After a period of time Lester begins to have signs that signal his recovery. He keeps this to himself and considers the future, feeling that Tradition was against him. The Tradition that said:
'...men are in the world to get possessions, to create material things, to sell them, to buy them, to transport them, above all to stimulate to fever-heat the desire for them. It decreed that men are of worth in so far as they achieve that sort of material success, and worthless if they do not.’
He wonders how they could work around this problem:
'Would it be possible for both of them to work, he and Eva? Other parents did sometimes. The idea was that with the extra money you made you hired somebody to take care of the children. If before us accident anyone had dreamed of Eva’s natural gift for business, he would have thought the plan an excellent one. But it was only since his accident that he had had the faintest conception of what ‘caring for the children’ might mean. Now, that he had lived with the children, now that he had seen how it took all of his attention to make even a beginning of understanding them, how it took all of his intelligence and love to try to give them what they needed spiritually and mentally...no!
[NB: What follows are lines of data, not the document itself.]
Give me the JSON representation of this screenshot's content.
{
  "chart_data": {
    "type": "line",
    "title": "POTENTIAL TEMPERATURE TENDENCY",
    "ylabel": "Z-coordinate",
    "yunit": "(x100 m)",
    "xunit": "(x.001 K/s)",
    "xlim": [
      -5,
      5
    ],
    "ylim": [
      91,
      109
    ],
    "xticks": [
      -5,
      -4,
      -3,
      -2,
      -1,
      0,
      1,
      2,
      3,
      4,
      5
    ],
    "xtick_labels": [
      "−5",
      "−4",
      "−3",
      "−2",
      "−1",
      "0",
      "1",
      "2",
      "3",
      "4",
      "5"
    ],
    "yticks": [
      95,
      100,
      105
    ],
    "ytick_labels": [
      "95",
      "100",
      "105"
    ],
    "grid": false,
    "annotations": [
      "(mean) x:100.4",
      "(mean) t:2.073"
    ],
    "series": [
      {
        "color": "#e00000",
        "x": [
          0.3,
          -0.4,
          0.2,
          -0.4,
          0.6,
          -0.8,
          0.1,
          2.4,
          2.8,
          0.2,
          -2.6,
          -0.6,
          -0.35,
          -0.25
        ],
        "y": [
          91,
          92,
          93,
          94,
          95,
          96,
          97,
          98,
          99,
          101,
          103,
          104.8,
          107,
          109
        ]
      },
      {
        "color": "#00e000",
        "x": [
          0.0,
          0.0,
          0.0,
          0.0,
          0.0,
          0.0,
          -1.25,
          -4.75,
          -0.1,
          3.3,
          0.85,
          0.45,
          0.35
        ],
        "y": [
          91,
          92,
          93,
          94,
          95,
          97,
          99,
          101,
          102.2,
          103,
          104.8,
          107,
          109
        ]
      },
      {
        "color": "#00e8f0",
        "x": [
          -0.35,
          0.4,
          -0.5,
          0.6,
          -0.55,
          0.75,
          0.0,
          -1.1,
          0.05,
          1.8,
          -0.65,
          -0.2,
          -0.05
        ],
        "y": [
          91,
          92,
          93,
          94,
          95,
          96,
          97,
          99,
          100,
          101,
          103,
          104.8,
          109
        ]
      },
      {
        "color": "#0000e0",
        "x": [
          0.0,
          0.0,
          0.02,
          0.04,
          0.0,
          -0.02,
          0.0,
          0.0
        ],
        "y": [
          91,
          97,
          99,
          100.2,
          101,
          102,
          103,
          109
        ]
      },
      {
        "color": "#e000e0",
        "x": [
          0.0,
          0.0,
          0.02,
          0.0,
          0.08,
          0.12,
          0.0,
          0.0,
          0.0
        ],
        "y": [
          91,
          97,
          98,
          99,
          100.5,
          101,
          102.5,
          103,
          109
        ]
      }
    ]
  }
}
You could perhaps, if you were very lucky - though it was unlikely in the extreme - it was conceivable that by paying a high cash price you might be able to hire a little intelligence, enough intelligence to give them good material care. But you could never hire intelligence sharpened by love. In other words you could not hire a parent. And children without parents were orphans.
'...You can’t ‘hire’ somebody to be a parent for your children!’ he thought again, passionately. They are born into the world asking you for bread. If you give them a stone, it we’re better for you that that stone were hanged about your neck and cast into the sea.'
The more he was immersed in the care of his children and the running of the home, the more aware he became of society’s lack of respect for that unpaid work.
'Why, the frantic feminists were right, after all. Under its greasy camouflage of chivalry, society is really based on a contempt for women’s work in the home. The only women who were paid, either in human respect or in money, were women who gave up their traditional job of creating harmony out of human relationships, and did something really useful, bought or sold or created material objects.'
The Home-Maker is a timeless gem of a book. The issues the author tackled in 1924 are still relevant. We hear so often that we can ‘have it all’ in the context of career and children but this story questions that notion. Rush and hurry, timetables and rigid schedules, can be obstacles to communication and understanding, as is so poignantly shown when Lester discovers the reason for his youngest son’s savage behaviour.
How’s this for a description of the angry little boy?
‘He...sat...dry-eyed, scowling, a magnificent sulphurous conflagration of Prometheus flames blazing in his little heart.’
Dorothy Canfield Fisher wrote from her own experience in this area. Her husband, John Fisher, volunteered in the Ambulance Service in Paris during the First World and afterwards was physically immobilised for some time, losing status and opportunities for advancement. At the same time Dorothy’s writing gained a large audience and invitations to speak around the country. John supported her role as the celebrity and breadwinner while finding ways to express his own interests and skills.
Dorothy believed that whatever the convictions or fashions of society, if a man and woman are able to construct with their children a life in common which keeps them reasonably happy, healthy, good and strong, with a permanent affection for each other, then they have made a successful marriage, no matter what pattern it might take.
Persephone Books is one of my favourite publishers. I have a tendency to judge a book by its cover and the Persephone covers are definitely attractive!
The Home-Maker is my choice of a book in the Classic From the Americas or Carribean category for the 2019 Back to the Classics Challenge @ Books&Chocolate.